Frage: Herr Lindner, die ehemalige Bundestagsvizepräsidentin Antje Vollmer sieht die Idee Europas zerstört, die Bundesvorsitzende der Grünen, Simone Peter, sagt, die Forderungen der Euro-Gruppe verletzten die Souveränität Griechenlands. In den sozialen Netzwerken gilt Deutschland vielfach  als Ursprung des Übels. Sind die Vorwürfe berechtigt?

LINDNER: Nein, das sind sie nicht. Die Probleme, die Griechenland hat, hängen ja nicht mit der stabilitätsorientierten Politik Deutschlands zusammen, sondern mit jahrzehntelangen Versäumnissen der griechischen Regierungen. Die Syriza-Partei orientiert sich ganz offensichtlich am südamerikanischen Sozialismus eines Hugo Chavez. Und Deutschland wird mit unserer Orientierung auf freiheitliche Wirtschaftspolitik und Stabilität zum Feindbild erklärt. Diese Argumente darf man sich nicht auch noch zu Eigen machen. Denn dann würde das Fundament aus Marktwirtschaft, Rechtsstaatlichkeit und Demokratie, auf dem Europa ruht, unterspült.

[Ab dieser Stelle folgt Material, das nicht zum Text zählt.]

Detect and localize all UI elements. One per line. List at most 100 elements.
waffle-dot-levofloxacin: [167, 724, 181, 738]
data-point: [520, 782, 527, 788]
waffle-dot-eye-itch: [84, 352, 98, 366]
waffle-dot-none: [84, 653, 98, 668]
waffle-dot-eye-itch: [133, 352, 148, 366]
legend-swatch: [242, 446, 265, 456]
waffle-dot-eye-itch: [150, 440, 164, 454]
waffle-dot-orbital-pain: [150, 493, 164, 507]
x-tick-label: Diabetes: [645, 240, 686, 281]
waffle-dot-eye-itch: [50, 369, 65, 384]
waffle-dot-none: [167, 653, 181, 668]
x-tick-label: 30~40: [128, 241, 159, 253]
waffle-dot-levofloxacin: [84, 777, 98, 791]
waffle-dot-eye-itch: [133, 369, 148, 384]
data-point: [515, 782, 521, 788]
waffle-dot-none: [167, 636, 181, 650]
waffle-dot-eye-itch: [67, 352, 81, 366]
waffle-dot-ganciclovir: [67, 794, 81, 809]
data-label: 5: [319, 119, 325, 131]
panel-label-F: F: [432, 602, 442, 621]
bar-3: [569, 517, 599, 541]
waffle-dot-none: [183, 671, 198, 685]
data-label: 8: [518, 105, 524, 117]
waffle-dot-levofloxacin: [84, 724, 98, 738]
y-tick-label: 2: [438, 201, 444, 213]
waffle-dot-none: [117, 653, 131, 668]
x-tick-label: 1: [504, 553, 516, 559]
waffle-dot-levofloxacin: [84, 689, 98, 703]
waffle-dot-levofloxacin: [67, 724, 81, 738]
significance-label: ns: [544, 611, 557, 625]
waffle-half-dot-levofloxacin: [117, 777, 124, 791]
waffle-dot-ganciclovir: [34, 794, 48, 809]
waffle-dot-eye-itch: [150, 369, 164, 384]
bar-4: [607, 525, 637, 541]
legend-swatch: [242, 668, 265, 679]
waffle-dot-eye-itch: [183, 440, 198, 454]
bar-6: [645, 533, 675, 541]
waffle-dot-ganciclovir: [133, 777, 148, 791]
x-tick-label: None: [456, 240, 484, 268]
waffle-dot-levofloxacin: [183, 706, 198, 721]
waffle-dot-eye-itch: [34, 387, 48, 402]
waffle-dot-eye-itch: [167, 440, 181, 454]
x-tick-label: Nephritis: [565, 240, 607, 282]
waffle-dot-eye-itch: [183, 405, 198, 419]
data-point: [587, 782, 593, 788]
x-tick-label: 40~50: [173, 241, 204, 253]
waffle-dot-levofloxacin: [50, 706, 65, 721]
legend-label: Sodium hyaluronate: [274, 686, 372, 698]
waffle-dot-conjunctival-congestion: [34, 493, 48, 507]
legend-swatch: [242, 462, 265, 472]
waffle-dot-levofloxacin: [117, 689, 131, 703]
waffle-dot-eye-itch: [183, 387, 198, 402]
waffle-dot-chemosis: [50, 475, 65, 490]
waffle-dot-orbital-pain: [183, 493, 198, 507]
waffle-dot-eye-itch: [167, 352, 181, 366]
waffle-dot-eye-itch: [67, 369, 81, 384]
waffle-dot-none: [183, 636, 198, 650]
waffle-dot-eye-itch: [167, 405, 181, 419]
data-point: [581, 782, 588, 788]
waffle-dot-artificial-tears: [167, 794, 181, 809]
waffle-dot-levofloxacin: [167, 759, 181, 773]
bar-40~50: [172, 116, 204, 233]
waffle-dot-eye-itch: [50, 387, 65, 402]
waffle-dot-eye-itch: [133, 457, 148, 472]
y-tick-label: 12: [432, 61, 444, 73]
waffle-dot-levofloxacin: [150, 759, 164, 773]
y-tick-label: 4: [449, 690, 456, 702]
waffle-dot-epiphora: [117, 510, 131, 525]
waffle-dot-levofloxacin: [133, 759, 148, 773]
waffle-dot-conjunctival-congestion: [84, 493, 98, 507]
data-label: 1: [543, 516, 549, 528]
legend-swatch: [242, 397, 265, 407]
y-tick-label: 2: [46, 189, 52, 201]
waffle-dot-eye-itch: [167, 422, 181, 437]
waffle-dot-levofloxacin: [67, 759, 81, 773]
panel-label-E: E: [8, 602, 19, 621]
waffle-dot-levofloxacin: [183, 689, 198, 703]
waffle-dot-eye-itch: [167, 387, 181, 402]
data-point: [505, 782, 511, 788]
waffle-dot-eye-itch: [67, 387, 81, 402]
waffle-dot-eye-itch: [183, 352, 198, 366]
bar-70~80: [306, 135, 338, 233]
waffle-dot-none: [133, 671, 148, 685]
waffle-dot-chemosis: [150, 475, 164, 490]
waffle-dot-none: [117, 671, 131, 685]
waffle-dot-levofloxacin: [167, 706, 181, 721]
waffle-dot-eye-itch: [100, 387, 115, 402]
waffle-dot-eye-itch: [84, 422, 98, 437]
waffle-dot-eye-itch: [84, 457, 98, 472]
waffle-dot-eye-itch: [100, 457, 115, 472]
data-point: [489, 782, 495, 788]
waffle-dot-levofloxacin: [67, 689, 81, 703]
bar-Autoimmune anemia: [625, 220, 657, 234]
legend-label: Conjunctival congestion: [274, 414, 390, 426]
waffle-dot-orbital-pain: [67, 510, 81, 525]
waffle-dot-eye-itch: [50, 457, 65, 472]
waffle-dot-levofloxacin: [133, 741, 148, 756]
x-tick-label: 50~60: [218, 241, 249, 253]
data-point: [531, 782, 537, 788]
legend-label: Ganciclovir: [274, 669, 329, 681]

Frage: Viele Griechen haben Angst vor der Zukunft, sind wütend und frustriert. Können Sie das verstehen? Immerhin hatten die Menschen geglaubt, sich mit ihrem Nein im Referendum vor weiteren Sparmaßnahmen zu schützen…

LINDNER: Das verstehe ich absolut. Und ich halte das Spar- und Reformpaket, das auf dem letzten Euro-Gipfel geschnürt worden ist, für falsch. Es entspricht nicht dem europäischen Vertragsrecht, weil Rettungsschirme nur bei die Eurozone insgesamt gefährdenden Finanzkrisen eingesetzt werden dürfen. Aber vor allem soll die griechische Regierung nun das Gegenteil dessen umsetzen, was sie selbst vertritt und wofür sich die Menschen im Referendum ausgesprochen haben. Ich glaube weder an die demokratische Legitimierung noch an die Wirksamkeit der Reformen. Die FDP würde, wäre sie bei der Abstimmung im Bundestag dabei, dem Paket nicht zustimmen.

Frage: Was wäre denn eine Alternative für Griechenland?

LINDNER: Mit dem Referendum hat Griechenland letztlich die Entscheidung getroffen, zumindest zeitweise aus dem Euroraum auszuscheiden. Dieser Schritt würde das notwendige Anpassungsprogramm im Land erleichtern. Es gäbe eine Chance, den Staat wieder funktional zu machen. Und man könnte durch strikt zweckgebundene EU-Investitionsmittel und humanitäre Unterstützung Griechenland als EU-Mitglied, das es ja weiter bliebe, begleiten. Leider wurde diese Chance nicht genutzt.

Frage: Sie sagen, das Referendum war eine Entscheidung gegen den Euro. Gleichzeitig zeigen  Umfragen, dass die Mehrheit der Griechen den Euro eigentlich behalten möchte.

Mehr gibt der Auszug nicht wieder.